La Nadezhda qui faisait face à Vera n’était pas la même que celle que connaissait l’unité 54. Aucune n’aurait pu penser qu’elle pouvait être aussi froide et sérieux.

Elle ajusta son arme sur son épaule et aligna le viseur avec son œil.

Face à elle, Vera souriait avec confiance. On ne pouvait lire aucune peur, juste des reproches.

— Tu dois savoir qu’une telle arme est inutile contre moi, non ?

— Et tu devrais savoir que ma magie t’empêchera d’utiliser la tienne.

— Ton sceau lunaire n’empêche pas les pouvoirs physiques, il réprime juste la magie. Et tu sais que je suis une vedma de type physique. Tu comptes faire quoi au juste ?

— Tu verras bien… Fufufu !

Sur ces mots, un cercle magique apparut aux pieds de Nadezhda, il s’agissait bel et bien de son sceau lunaire. Toute la magie fut réduite drastiquement, voire annulée, dans un rayon de deux cent mètres autour d’elle. Normalement son champ d’action était de cinquante mètres, mais elle avait donné tout ce qu’elle avait pour accomplir un tel exploit.

Vera dégaina son couteau et le fit tourner dans sa main.

— Si tu veux en arriver là… Je ne peux te garantir une mort paisible.

Le regard de Nadezhda était sombre, elle ne disait mot. Tout d’un coup, elle appuya sur la gâchette de son arme.

Un sifflement caractéristique se fit entendre alors que la roquette à charge à tandem quitta le tube du RPG et fila droit sur Vera.

C’était un tir précis, il fila droit vers la tête de l’ennemi. Mais Vera n’était un humain normal, mais une vedma. Malgré la vitesse, elle esquiva d’un habile et rapide pas de côté. La roquette fila droit sur la paroi derrière et produisit une puissante explosion.
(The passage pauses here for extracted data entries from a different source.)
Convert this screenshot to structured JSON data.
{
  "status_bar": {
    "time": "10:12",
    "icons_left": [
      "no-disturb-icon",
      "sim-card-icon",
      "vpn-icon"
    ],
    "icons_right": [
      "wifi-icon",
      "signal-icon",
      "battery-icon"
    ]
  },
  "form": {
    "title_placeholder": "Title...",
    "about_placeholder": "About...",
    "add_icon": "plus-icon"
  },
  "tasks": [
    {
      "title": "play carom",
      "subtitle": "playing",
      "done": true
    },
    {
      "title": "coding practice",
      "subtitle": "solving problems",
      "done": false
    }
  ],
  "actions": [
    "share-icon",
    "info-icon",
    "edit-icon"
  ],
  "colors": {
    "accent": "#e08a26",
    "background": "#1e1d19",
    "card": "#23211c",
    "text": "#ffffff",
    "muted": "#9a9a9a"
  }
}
Une gerbe de flammes aux couleurs chatoyantes en pleine nuit se dessina dans le dos de Vera.

Les deux vedma firent apparaître les boucliers réactifs pour s’en protéger, mais aussitôt un rugissement terrifiant se fit entendre. La paroi rocheuse touchée commença à s’effondrer, d’énormes rochers tombèrent sur Vera tandis que Nadezhda s’éloigna en courant.

Il n’y avait presque aucune chance que même ces tonnes de débris aient pu suffire, Nadezhda en était bien consciente. Bondissant hors du nuage de poussière levé par l’éboulement, Vera porta un coup de couteau à son ancienne disciple.

Nadezhda interposa le RPG devant elle pour s’en protéger.

— Bonne idée, mais je te l’ai dit : je ne suis pas suffisamment humaine pour que de telles stratégies soient efficaces contre moi.

Vera porta un nouveau coup et désarma Nadezhda cette fois ; le RPG vola quelques dizaines de mètres plus loin. Elle poursuivit son assaut en tirant du holster son pistolet, qui s’enchanta aussitôt, et ouvrit le feu.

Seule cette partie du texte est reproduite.